Genevieve Bell’s comments:

  • She started with the great story of how when she was hired at Intel, she asked her manager what she was supposed to study. Her manager said “Women.” Genevieve said “Um, women? You mean, all 3.2 billion of them?” “Yes, we don’t think we understand women.” “Okay….anything else?” “ROW” “What does ROW mean?” “Rest of World.” “So….World in this case means?” “The US” “Oh, okay, so everybody on the planet outside the US, plus women. No problem!”

  • One of her rallying cries is “That may be your world view, but it’s not everybody’s”
  • She said one of the reasons she was successful was “sheer stubbornness”, and that “people measure me by my being difficult”. One such story was where she told Paul Otellini, the CEO of Intel, that he was just wrong at a meeting. She could feel everybody around her internally gasping at her audacity, but Otellini asked her why, and she provided him with her data and supporting arguments and changed his mind. Yay anthropology!

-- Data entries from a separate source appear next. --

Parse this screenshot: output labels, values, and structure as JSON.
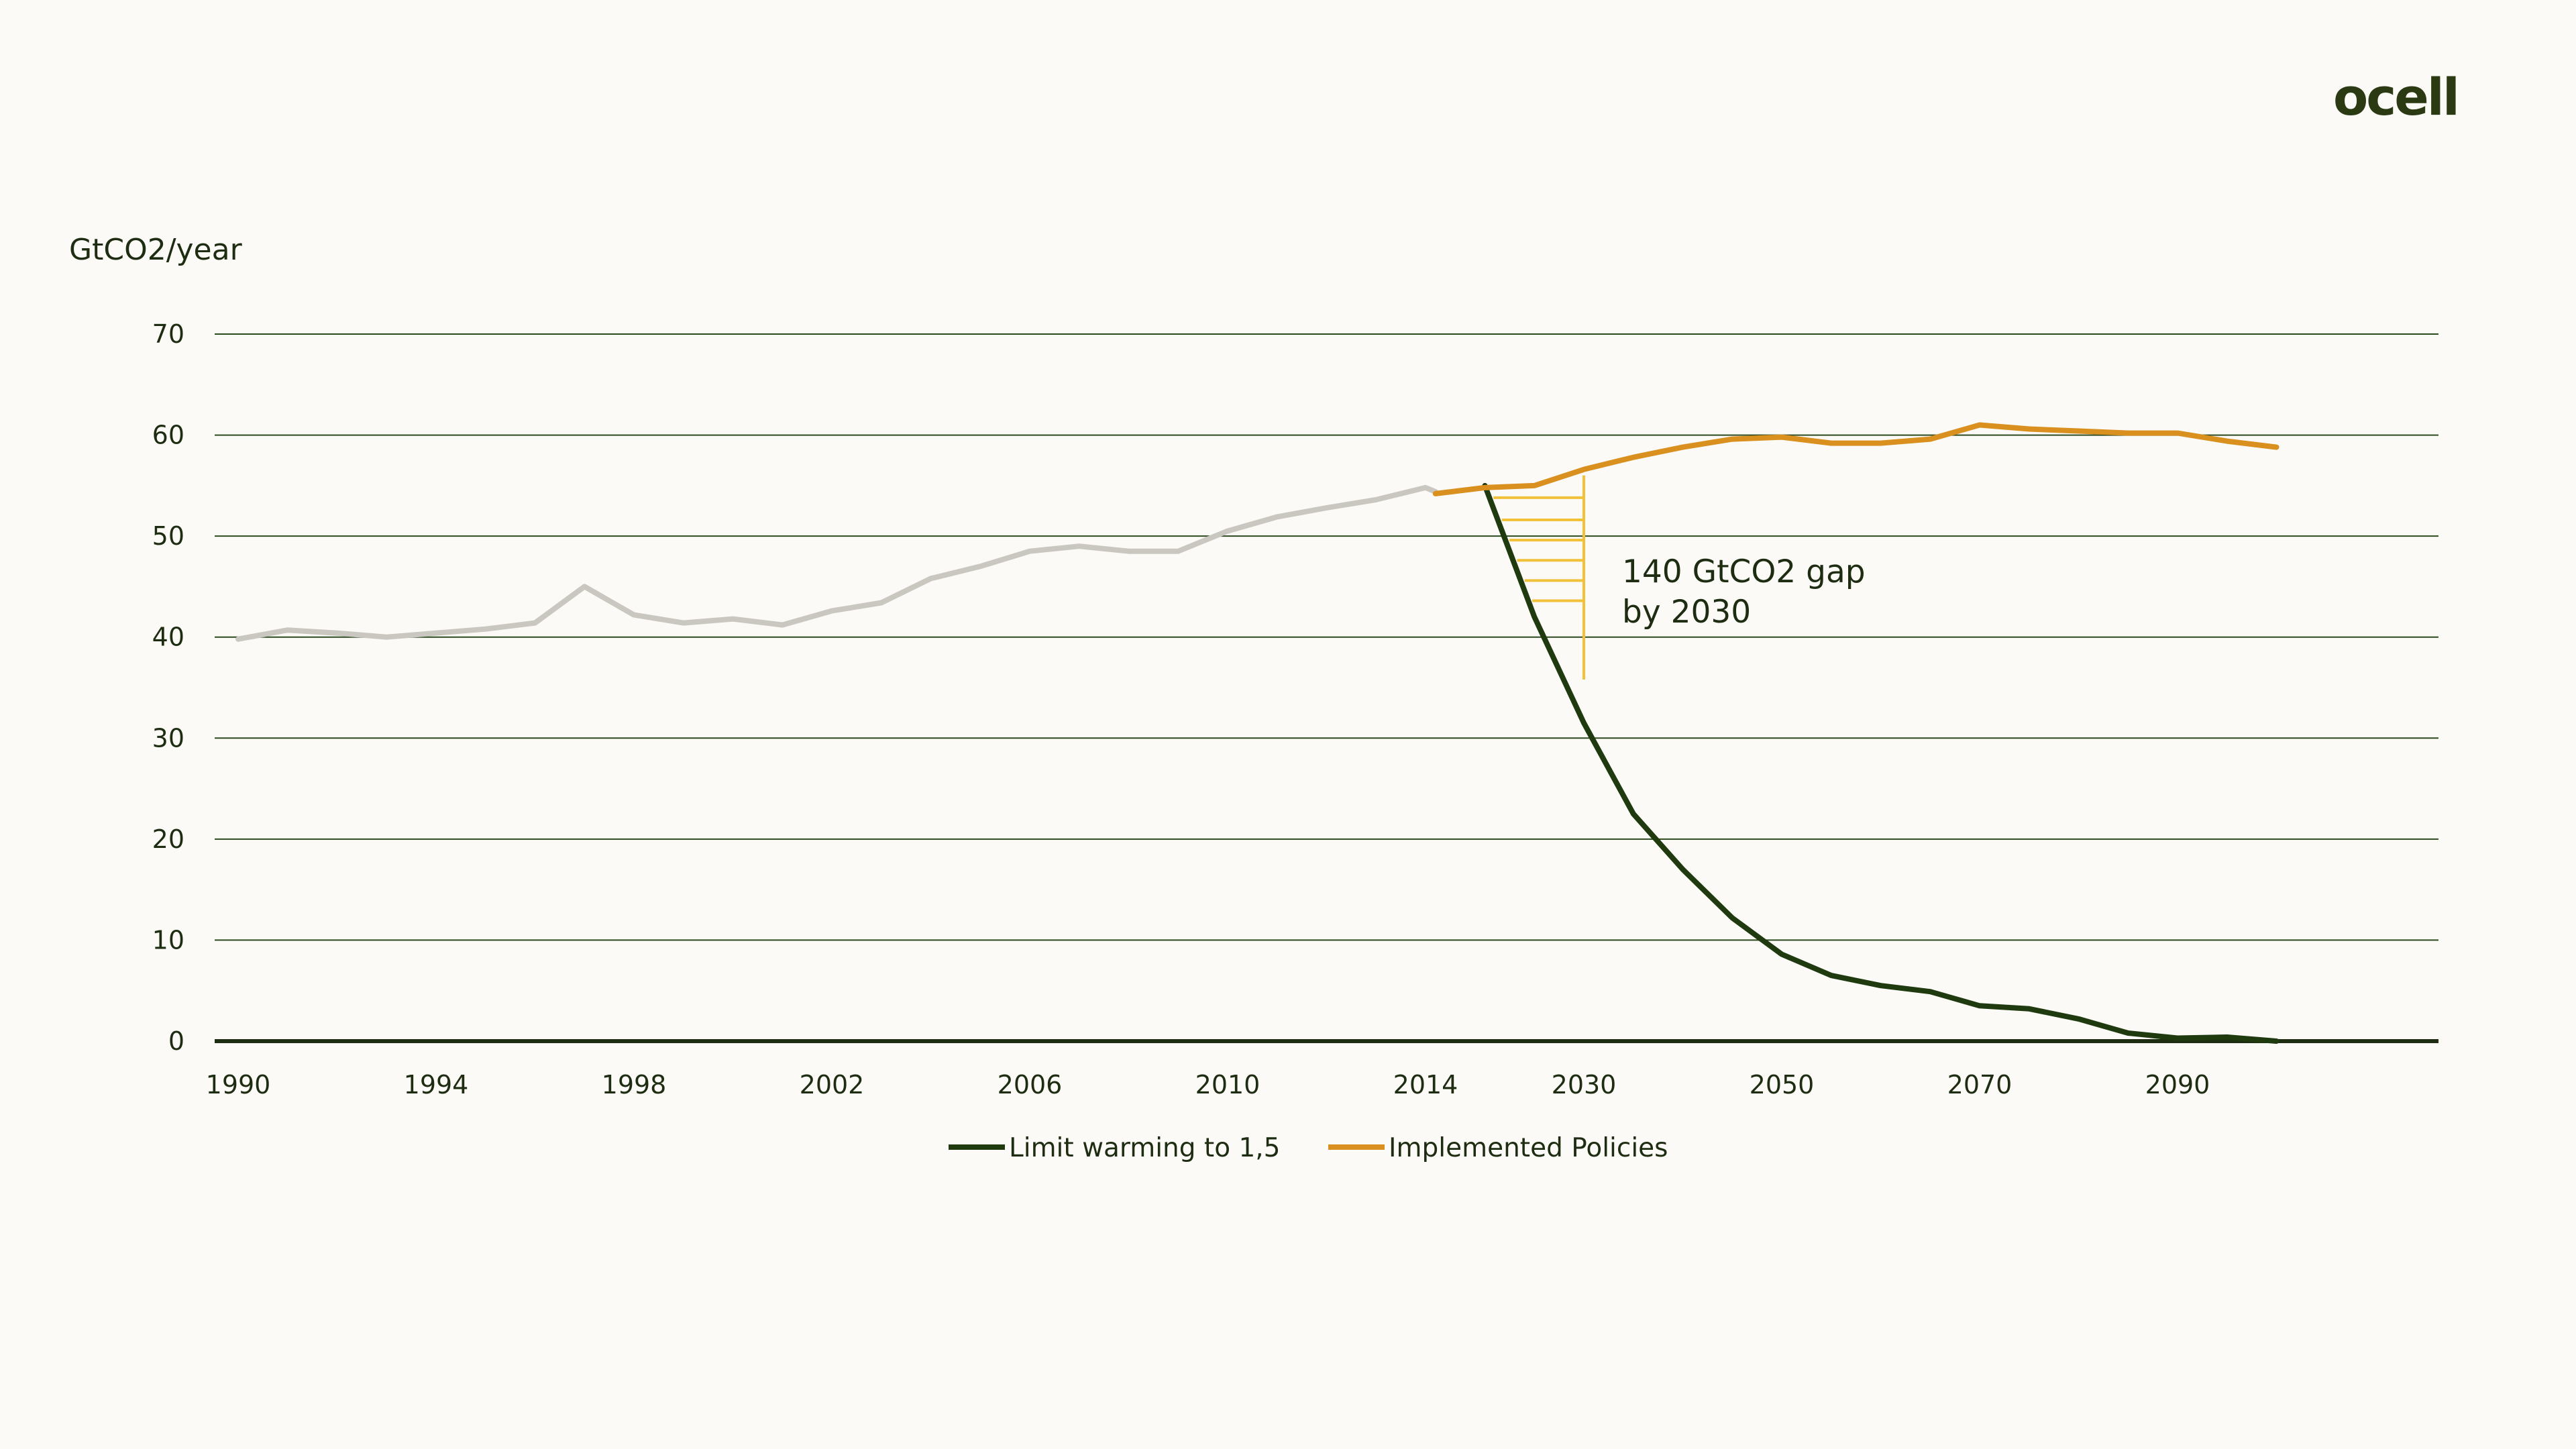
{
  "brand": {
    "logo_text": "ocell"
  },
  "chart_data": {
    "type": "line",
    "ylabel": "GtCO2/year",
    "xlabel": "",
    "ylim": [
      0,
      70
    ],
    "yticks": [
      0,
      10,
      20,
      30,
      40,
      50,
      60,
      70
    ],
    "xticks": [
      1990,
      1994,
      1998,
      2002,
      2006,
      2010,
      2014,
      2030,
      2050,
      2070,
      2090
    ],
    "grid": true,
    "legend_position": "bottom-center",
    "colors": {
      "historical": "#c9c7bf",
      "limit": "#1e3a0e",
      "policies": "#d9901f",
      "gap": "#f2c13a",
      "grid": "#2d4a1e"
    },
    "historical": {
      "x": [
        1990,
        1991,
        1992,
        1993,
        1994,
        1995,
        1996,
        1997,
        1998,
        1999,
        2000,
        2001,
        2002,
        2003,
        2004,
        2005,
        2006,
        2007,
        2008,
        2009,
        2010,
        2011,
        2012,
        2013,
        2014,
        2015
      ],
      "values": [
        39.8,
        40.7,
        40.4,
        40.0,
        40.4,
        40.8,
        41.4,
        45.0,
        42.2,
        41.4,
        41.8,
        41.2,
        42.6,
        43.4,
        45.8,
        47.0,
        48.5,
        49.0,
        48.5,
        48.5,
        50.5,
        51.9,
        52.8,
        53.6,
        54.8,
        54.4
      ]
    },
    "series": [
      {
        "name": "Limit warming to 1,5",
        "x": [
          2020,
          2025,
          2030,
          2035,
          2040,
          2045,
          2050,
          2055,
          2060,
          2065,
          2070,
          2075,
          2080,
          2085,
          2090,
          2095,
          2100
        ],
        "values": [
          55.0,
          42.0,
          31.5,
          22.5,
          17.0,
          12.2,
          8.6,
          6.5,
          5.5,
          4.9,
          3.5,
          3.2,
          2.2,
          0.8,
          0.3,
          0.4,
          0.0
        ]
      },
      {
        "name": "Implemented Policies",
        "x": [
          2015,
          2020,
          2025,
          2030,
          2035,
          2040,
          2045,
          2050,
          2055,
          2060,
          2065,
          2070,
          2075,
          2080,
          2085,
          2090,
          2095,
          2100
        ],
        "values": [
          54.2,
          54.8,
          55.0,
          56.6,
          57.8,
          58.8,
          59.6,
          59.8,
          59.2,
          59.2,
          59.6,
          61.0,
          60.6,
          60.4,
          60.2,
          60.2,
          59.4,
          58.8
        ]
      }
    ],
    "annotation": {
      "line1": "140 GtCO2 gap",
      "line2": "by 2030",
      "gap_year": 2030,
      "gap_low": 35.8,
      "gap_high": 56.0
    }
  }
}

I submitted a question that was selected by the panel moderator which was that in an increasingly specialized world where companies are looking for a specific skill set, and with innovation depending on busting silos, where does the generalist fit in? Genevieve had a great response, which was that a “generalist” adds value if they can “curate the conversation from multiple points of view”. She suggested that I was limiting myself by calling myself a generalist, and needed to re-brand and re-imagine my role to create an specialization that companies would value (e.g. “curator”). George said something similar, where he recommended thinking of myself as an integrator, not as a person outside of specialization. Another point he brought up when I approached him after the panel was that the idea of being T-shaped, with both a broad awareness and a deep area of specialization, is somewhat outmoded – we actually need more people who can integrate different viewpoints by having a certain level of depth in multiple fields, rather than just a shallow awareness in several and a deep expertise in one.

The final discussion was interesting, where an audience member asked about how to apply these ideas to health care. Laura suggested taking George’s viewpoint of focusing on the patient, and re-centering everything in the business around the patient. Instead of having specializations where each doctor was only responsible for their area leading to patients getting passed all around the hospital from doctor to doctor, re-design the whole process around making the patient experience better. George expanded upon that by suggesting that we don’t think of patients as sick, but as healthy people who are temporarily un-well, and thinking of medicine as the process to accelerate them back to their normal selves as quickly as possible.

Genevieve then blew my mind by asking if we could take a similar approach to government, where we put the citizen in the middle and organize the government around enabling the citizen. She didn’t exactly know what that would mean, and it depends on the idea that citizens embrace their role as representing their country. People would have to go beyond thinking of themselves as tax-payers who get services from their government (police, army, social security, etc), towards being citizens who embrace their role as representing the government. It was an interesting thought-experiment and a great way to end the night.

Nifty ideas all around. Fun thought-provoking evening, and I’ll have to think more about my generalist branding given the feedback from the panel.